My name is Blair S. Walker and I'm Loida's co-author.

Loida and I have written several books and are comfortable with having our works critiqued by reviewers. While writers can ill-afford to be thin-skinned, we still have an obligation to speak out when subjected to reviews like the one that Allen Gaborro penned about Loida's autobiography.

Gaborro opens by mentioning a 1967 U.S. Supreme Court decision that legalized interracial marriages…which has nothing to do with what Loida's book is about! She writes movingly of having married her "soulmate," but it appears Gaborro's main takeaway is that Loida exchanged vows with an African American.

Making one question his impartiality and objectivity, Gaborro immediately takes Loida to task for "boastfully" mentioning some of the material possessions she and her Black husband were able to enjoy. Which is odd, because if you're writing your autobiography and have been fortunate enough to own a private jet and luxurious homes in Manhattan and Paris, wouldn't readers like to know?

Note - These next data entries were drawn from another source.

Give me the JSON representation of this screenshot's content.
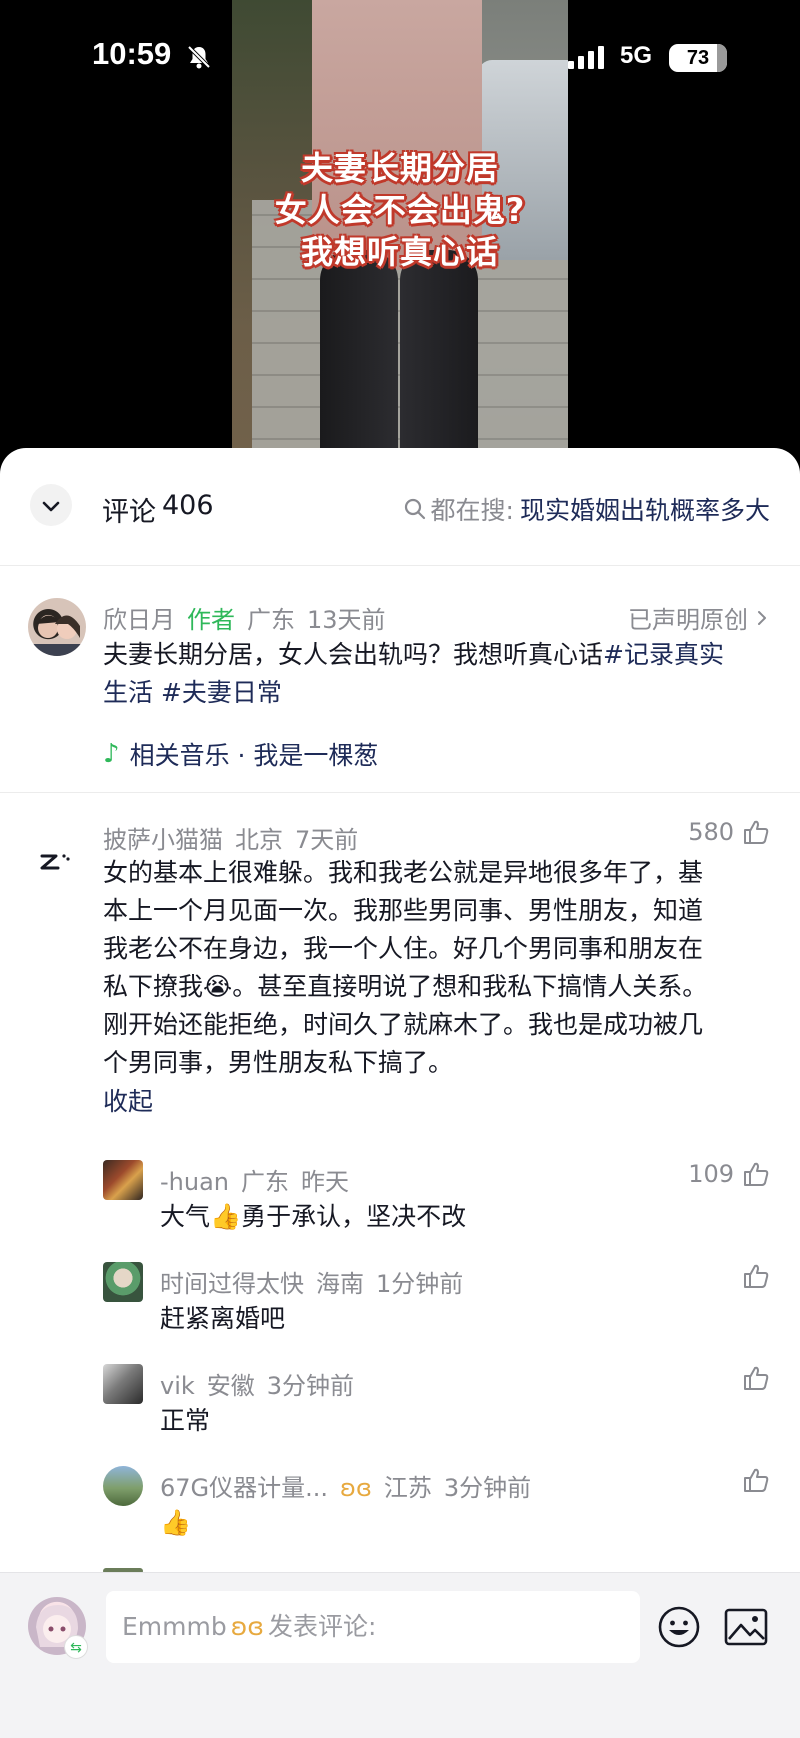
{
  "status_bar": {
    "time": "10:59",
    "network": "5G",
    "battery": "73"
  },
  "video": {
    "caption_lines": [
      "夫妻长期分居",
      "女人会不会出鬼?",
      "我想听真心话"
    ]
  },
  "header": {
    "title": "评论",
    "count": "406",
    "search_prefix": "都在搜:",
    "search_keyword": "现实婚姻出轨概率多大"
  },
  "post": {
    "author": "欣日月",
    "author_tag": "作者",
    "location": "广东",
    "time": "13天前",
    "original_label": "已声明原创",
    "text_line1_plain": "夫妻长期分居，女人会出轨吗？我想听真心话",
    "text_line1_tag": "#记录真实",
    "text_line2_tag1": "生活",
    "text_line2_tag2": "#夫妻日常",
    "music_label": "相关音乐 · 我是一棵葱"
  },
  "comments": [
    {
      "user": "披萨小猫猫",
      "location": "北京",
      "time": "7天前",
      "likes": "580",
      "lines": [
        "女的基本上很难躲。我和我老公就是异地很多年了，基",
        "本上一个月见面一次。我那些男同事、男性朋友，知道",
        "我老公不在身边，我一个人住。好几个男同事和朋友在",
        "私下撩我😭。甚至直接明说了想和我私下搞情人关系。",
        "刚开始还能拒绝，时间久了就麻木了。我也是成功被几",
        "个男同事，男性朋友私下搞了。"
      ],
      "collapse_label": "收起"
    }
  ],
  "replies": [
    {
      "user": "-huan",
      "location": "广东",
      "time": "昨天",
      "likes": "109",
      "text": "大气👍勇于承认，坚决不改"
    },
    {
      "user": "时间过得太快",
      "location": "海南",
      "time": "1分钟前",
      "likes": "",
      "text": "赶紧离婚吧"
    },
    {
      "user": "vik",
      "location": "安徽",
      "time": "3分钟前",
      "likes": "",
      "text": "正常"
    },
    {
      "user": "67G仪器计量...",
      "location": "江苏",
      "time": "3分钟前",
      "likes": "",
      "text": "👍"
    }
  ],
  "input_bar": {
    "username": "Emmmb",
    "placeholder": "发表评论:"
  },
  "icons": {
    "bell_slash": "bell-slash-icon",
    "signal": "signal-icon",
    "chevron_down": "chevron-down-icon",
    "search": "search-icon",
    "chevron_right": "chevron-right-icon",
    "music_note": "music-note-icon",
    "thumb_up": "thumb-up-icon",
    "butterfly": "butterfly-icon",
    "emoji": "emoji-icon",
    "image": "image-icon"
  },
  "colors": {
    "accent_link": "#1e2b58",
    "author_tag": "#2fb85a",
    "meta_gray": "#8a8b91",
    "caption_outline": "#c0392b"
  }
}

It seems Allen Gaborro had an ax to grind when he reviewed Loida's book. Because Gaborro makes no mention of Loida's philanthropy, her bid to become a nun, her activism, her successful stewardship of a $2-billion multinational corporation, her Philippine upbringing, her lifelong devotion to Catholicism, her incapacitating depression following the death of her spouse, etc.

Gaborro never set out to write a fair and balanced critique of “Why Should Guys Have All the Fun?” and it shows. Which did The FilAm news readers a huge disservice.

Blair Walker

| Gaborro’s response

I write this in response to Blair S. Walker’s misconstrual of my review of Loida Nicolas Lewis’s memoir “Why Should Guys Have All the Fun?” of which Walker is a co-author.

For starters, Walker is incredulous as to my reference to the 1967 U.S. Supreme Court ruling that would legalize interracial marriages. He contends that it was irrelevant to the memoir. I used the ruling

I would ask Walker that without the ruling, would that not have had a significantly obstructionist effect on Loida’s and Reginald’s future marriage plans, especially fated to be as they were in a time when interracial relationships were not widely accepted by society?

Walker also seems to suggest that I fixated on the interracial makeup of Loida’s and Reginald’s marriage as if to efface the evident love and affection they had for one another. I focused on their marriage’s mixed-race component in light of the prejudiced social ethos they had to navigate. I wanted to impress upon the reader the conscientious self-awareness, the courageous freedom of choice, and the compelling narrative of how the Lewises persevered and prospered as a devoted couple in overcoming the adversity of racial attitudes.

Walker comes down on my taking some exception to Loida’s expressed gratification about her and Reginald’s lavish holdings and assets. There is no law preventing rich people from talking about their possessions. It’s just that in a world where crushing poverty is stopping millions of lives in their tracks, it can be argued that more consideration should be given by the privileged when they publicly convey their success, book deal or no book deal.

Having said that, I qualified Loida’s “boasting” as “subconscious” and without artifice. To be sure, she is no Imelda Marcos. We can chalk up Loida’s articulations of fulfillment to human nature. Unfortunately, this thought goes over Blair Walker’s head.

Finally, Walker declares I have an “ax to grind” in not including Loida’s other achievements and life experiences in my review. I had to leave out aspects of Loida’s life due to space limitations. To include even some of them would have meant editing out my criticisms which would have rendered my review into the immaculate appraisal that Walker was hoping for and probably expecting as an overconfident co-author.